这天师徒三人来到所里开会,会议上姜处提到了一个案件:

“今天咱们开这个会啊,主要是说说偷盗铁道扣件儿这个案子。据调查,这个犯罪分子的作案时间基本都是天黑以后,顺着铁道线一偷就是好几十公里,流动性非常的强,这就给我们的侦破工作带来非常大的困难。

前两天有一趟火车,差点没脱轨,处里下了命令了啊,要求咱们赶快破获此案。同志们有什么想法,都说出来大家伙一块儿研究研究。”

铁道扣件是连接钢轨和轨枕的中间连结零件。其作用是将钢轨固定在轨枕上,保持轨距和阻止钢轨相对于轨枕的纵横向移动。在混凝土轨枕的轨道上,由于混凝土轨枕的弹性较差,扣件还需提供足够的弹性。

为此,扣件必须具有足够的强度,耐久性,和一定的弹性,并有效地保持钢轨与轨枕之间的可靠连结。此外,还要求扣件系统零件少,安装简单,便于拆卸。这就给了犯罪分子以可乘之机。

这种为了利益不顾后果的行为是非常可怕的,因为扣件的丢失,火车脱轨绝对不是一个玩笑,那可是动辄就要死人的,会酿成严重的人员伤亡。在座的干警都是铁路的老人了,他们最清楚这件事情的危害,所以彼此的神色都比较凝重。

“我认为啊,要想破获这类案子,没有别的办法,就得下苦功夫,蹲坑守候啊。”

“犯罪份子作案行踪不定,我们也要扩大侦查范围,我提议两个人一组,这样咱们能够分出来十多个组。”

“我赞同,各组沿着铁道线各守着一段,一组两个人,晚上还能打个替班。”

因为马魁师徒三人是所里的新人,跟刑警队的众人都还不大熟悉,所以都没有主动发言,只是听着大家的意见。

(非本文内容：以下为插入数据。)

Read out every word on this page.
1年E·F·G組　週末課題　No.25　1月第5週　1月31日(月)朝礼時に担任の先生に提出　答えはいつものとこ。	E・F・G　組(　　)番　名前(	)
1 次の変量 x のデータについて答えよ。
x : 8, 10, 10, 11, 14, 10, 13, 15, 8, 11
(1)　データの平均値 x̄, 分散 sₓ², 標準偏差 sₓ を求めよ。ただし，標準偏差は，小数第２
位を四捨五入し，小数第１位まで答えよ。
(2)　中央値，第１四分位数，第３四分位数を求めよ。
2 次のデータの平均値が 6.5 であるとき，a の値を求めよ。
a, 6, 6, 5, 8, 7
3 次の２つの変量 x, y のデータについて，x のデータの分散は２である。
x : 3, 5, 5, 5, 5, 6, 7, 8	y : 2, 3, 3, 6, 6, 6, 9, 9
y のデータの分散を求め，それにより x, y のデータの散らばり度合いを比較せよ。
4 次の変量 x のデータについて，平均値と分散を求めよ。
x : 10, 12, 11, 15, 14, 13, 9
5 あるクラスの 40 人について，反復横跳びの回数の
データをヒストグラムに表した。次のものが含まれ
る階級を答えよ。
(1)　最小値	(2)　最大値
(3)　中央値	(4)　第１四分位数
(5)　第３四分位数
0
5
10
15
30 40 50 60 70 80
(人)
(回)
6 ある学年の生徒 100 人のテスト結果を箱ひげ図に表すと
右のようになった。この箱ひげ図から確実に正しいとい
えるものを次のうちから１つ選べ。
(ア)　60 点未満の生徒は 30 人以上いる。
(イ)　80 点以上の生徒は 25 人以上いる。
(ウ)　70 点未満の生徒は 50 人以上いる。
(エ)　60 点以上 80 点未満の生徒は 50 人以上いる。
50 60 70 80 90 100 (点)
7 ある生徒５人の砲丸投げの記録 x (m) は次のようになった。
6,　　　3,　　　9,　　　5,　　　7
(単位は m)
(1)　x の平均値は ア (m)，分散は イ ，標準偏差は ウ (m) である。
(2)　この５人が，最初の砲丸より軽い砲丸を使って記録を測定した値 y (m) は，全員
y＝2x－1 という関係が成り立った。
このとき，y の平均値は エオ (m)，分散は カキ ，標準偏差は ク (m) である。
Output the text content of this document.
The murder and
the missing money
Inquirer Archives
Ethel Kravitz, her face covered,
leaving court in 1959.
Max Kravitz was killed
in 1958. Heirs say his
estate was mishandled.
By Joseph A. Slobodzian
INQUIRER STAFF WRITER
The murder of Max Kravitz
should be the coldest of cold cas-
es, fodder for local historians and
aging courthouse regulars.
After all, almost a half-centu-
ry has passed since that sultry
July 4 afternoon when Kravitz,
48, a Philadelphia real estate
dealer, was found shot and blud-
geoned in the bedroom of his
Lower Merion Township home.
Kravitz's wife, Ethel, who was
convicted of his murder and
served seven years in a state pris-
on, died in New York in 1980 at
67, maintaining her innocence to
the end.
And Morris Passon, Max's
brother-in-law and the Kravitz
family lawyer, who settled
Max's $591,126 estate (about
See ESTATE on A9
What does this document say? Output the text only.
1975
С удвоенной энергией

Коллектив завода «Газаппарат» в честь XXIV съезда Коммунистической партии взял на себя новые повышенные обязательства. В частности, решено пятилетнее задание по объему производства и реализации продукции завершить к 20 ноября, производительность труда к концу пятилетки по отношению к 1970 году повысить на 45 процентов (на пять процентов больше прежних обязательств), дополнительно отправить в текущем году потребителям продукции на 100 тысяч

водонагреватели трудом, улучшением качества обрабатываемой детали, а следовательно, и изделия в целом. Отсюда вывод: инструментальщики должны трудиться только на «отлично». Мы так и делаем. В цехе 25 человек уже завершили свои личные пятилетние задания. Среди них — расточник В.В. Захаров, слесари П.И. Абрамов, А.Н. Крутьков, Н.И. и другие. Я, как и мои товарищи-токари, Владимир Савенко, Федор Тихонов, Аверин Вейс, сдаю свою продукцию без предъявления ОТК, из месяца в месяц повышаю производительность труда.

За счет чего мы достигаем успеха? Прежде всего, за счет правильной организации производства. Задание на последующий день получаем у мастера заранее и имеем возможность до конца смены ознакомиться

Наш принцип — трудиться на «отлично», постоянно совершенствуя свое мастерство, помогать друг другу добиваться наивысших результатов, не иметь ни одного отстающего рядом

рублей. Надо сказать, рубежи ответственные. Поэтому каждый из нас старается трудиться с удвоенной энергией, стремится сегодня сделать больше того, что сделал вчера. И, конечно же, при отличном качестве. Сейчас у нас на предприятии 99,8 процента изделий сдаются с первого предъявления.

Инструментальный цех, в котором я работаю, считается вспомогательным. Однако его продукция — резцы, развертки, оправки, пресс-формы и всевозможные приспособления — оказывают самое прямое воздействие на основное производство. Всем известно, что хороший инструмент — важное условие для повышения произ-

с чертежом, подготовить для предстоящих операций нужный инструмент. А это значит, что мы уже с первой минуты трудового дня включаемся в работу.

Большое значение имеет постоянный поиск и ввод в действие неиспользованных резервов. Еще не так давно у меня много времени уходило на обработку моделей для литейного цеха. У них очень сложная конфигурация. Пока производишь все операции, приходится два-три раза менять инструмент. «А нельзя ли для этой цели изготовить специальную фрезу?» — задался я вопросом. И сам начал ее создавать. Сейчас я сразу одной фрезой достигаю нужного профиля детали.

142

姜队见到大家伙都说得差不多了,将目光看向了马魁,然后说道:

“老马,你也说说你的看法?”

马魁谦和的笑了笑,然后打量了一眼周围的同事,朗声说道:

“大家伙说得都挺好的,我呢想补充一点。我觉得犯罪分子偷铁轨扣件,不外乎就两个犯罪动机,一个是报复社会,故意破坏,再有呢,他就是为了钱。”

汪新思考着师父的话,随即接过了话茬,然后说道:

“既然是为了钱,那我觉得咱们可以先暗访一下周围的废品收购站,看看有没有人在收,这样顺藤摸瓜说不定就能找着这个小偷!”

叶晨这时摇了摇头,然后开口反驳道:

“暗访废品收购站我觉得没什么戏,因为铁道扣件本身就属于禁收的管制类物品,有人会贪图利益昧着良心把他收进来,可是这种事都是背着人的。

想要摸排的话,应该找个生面孔,拿着铁道扣件去到各个废品收购站转一圈儿,这样就能够排查出来到底是哪个废品收购站这么生冷不忌的昧着良心赚黑心钱了,到时候只要在那里蹲守,我相信应该会有收获,到时候上下游就都能一网打尽了。”

师徒三人一条建议比一条详细,甚至是下一步的侦破思路都有了,这让姜队很是高兴,开口说道:

“不愧是师徒,你们几个还真是有默契。行,那就这么办吧,正所谓人少好吃饭,人多好干活儿,大家就都按着这个思路,在铁道沿线上试一试,该摸排的摸排,该蹲守的也要蹲守,务必尽快的将这个盗窃铁道扣件的小偷缉拿归案!”

师徒三人开始了各自的忙活,根据分工,叶晨换上了便装,白天去到各个废品收购站,拿着破麻袋装着生了锈的铁道扣件去售卖。还别说,真没几个敢收的,因为这东西只要是被抓到,肯定是要吃瓜落罚款的,很可能几个月都白干了。

至于汪新师徒俩,则是被分到晚上在铁道沿线蹲坑守夜。眼下由春转夏,早晚的温差大,守夜还真就不是啥轻松的活计。马魁作为老鸟给自己全副武装,秋衣秋裤,棉衣棉裤的套了个严实。至于汪新,则是吃了没经验的亏,大半夜的给他冻得抱着膀子直打哆嗦。

马魁一脸嫌弃的斜睨着汪新,然后说道:

“这时候知道冷了?大半夜的蹲守执行任务,不知道穿个厚衣服啊?”

汪新有些心虚的笑了笑,然后小声说道:

“我寻思着都开春了,马上就进到夏天了,没想到这么冷。”

马魁看着汪新冻得嘶嘶哈哈的,到底是于心不忍,从身后扯过了自己拿的帆布兜子,从里面扯出了一条小棉被,帮着汪新披上,然后继续数落道:

“好赖也跟我这么长时间了,这点心眼儿都没有?简直是不长进。”

随着年龄的增长,再加上一直都跟在叶晨和马魁身边,早些年桀骜不驯的汪新,这时早已经收敛了许多。他讪讪的笑了笑,然后说道:

“师父,我这不是没怎么蹲过人嘛,可以原谅,可以原谅。”

“你还有理了呗?”

“不是,吃一堑长一智,以后我就记住了。”

“这不还是你有理吗?”

蹲守是最无聊的,尤其是在深夜,这滋味儿绝对是不好受。所以为了排解寂寞,俩人插科打诨也未见得不是件好事。虽然嘴上耍着贫,可是二人的目光却死死的盯着自己负责的这段铁道沿线,不敢有丝毫的松懈……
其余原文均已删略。